In Romanshorn angekommen, mache ich mich auf den Weg nach Konstanz. Morgen ist bereits der letzte Tag meiner Reise.



Ich wache auf und stecke meine Nase aus dem Zelt. Merkwürdige Schnatter Geräusche haben mich geweckt. Direkt neben meinem Zelt entdecke ich eine Schar Enten, die sich angeregt unterhalten. Die Sonne strahlt von einem wolkenlosen Himmel. Jetzt wo meine Reise zu Ende geht, stabilisiert sich das Wetter. Das verspricht zumindest eine trockene Rückfahrt. Schnell packe ich meine Sachen und das Zelt zusammen und belade die Yamaha. Nachdem die Formalitäten mit dem Platzwart erledigt sind, mache ich mich auf den Weg nach Hause. Frühstücken werde ich irgendwo unterwegs. Ich fahre einige Landstraßen bis ich dann doch auf die Autobahn auffahre. Kaum Verkehr, und herrliches Wetter.
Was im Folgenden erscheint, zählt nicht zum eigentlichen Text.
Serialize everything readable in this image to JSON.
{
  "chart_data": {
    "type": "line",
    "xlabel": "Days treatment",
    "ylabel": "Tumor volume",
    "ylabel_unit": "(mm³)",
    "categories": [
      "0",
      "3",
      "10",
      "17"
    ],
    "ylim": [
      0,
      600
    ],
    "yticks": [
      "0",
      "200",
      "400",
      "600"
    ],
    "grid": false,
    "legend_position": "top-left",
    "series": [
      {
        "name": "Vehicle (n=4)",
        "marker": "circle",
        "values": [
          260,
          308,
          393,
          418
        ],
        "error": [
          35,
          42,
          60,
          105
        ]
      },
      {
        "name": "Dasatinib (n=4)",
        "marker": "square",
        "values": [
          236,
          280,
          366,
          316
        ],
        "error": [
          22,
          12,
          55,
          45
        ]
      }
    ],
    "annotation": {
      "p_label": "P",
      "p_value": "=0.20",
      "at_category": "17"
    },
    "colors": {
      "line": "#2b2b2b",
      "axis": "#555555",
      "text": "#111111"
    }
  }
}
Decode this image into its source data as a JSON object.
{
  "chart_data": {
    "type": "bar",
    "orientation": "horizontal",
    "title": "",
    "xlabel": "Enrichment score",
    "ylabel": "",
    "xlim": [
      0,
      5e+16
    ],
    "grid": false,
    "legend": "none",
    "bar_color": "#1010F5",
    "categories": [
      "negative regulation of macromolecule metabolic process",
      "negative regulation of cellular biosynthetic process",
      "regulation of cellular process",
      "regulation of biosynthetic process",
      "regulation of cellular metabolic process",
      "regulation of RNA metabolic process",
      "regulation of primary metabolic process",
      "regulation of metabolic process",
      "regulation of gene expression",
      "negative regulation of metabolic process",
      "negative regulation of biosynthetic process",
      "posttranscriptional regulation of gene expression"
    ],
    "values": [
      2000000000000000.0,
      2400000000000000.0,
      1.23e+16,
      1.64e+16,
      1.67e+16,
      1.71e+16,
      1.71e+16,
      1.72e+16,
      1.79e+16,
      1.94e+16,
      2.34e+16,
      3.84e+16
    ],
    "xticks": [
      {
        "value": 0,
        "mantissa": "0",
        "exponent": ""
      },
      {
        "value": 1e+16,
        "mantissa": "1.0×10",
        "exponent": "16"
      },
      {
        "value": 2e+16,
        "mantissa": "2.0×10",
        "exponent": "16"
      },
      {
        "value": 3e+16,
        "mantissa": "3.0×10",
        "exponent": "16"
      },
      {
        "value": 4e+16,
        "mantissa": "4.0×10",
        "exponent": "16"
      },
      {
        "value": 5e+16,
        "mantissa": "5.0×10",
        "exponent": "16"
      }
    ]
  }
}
Ich lasse meine kleine Divi rollen. Der Asphalt fliegt unter uns hinweg und wir machen ordentlich Strecke. In der Nähe von Koblenz mache ich noch mal Rast, mit herrlichem Ausblick aufs Moseltal. Dann geht es weiter nach Hause, wo ich schon erwartet werde. Im Vergleich zur verregneten und verhagelten Hinfahrt ist die Rückfahrt ein echtes Vergnügen. Das stimmt mich wieder etwas versöhnlicher mit dem Wettergott. Vielleicht ist er ja doch Biker.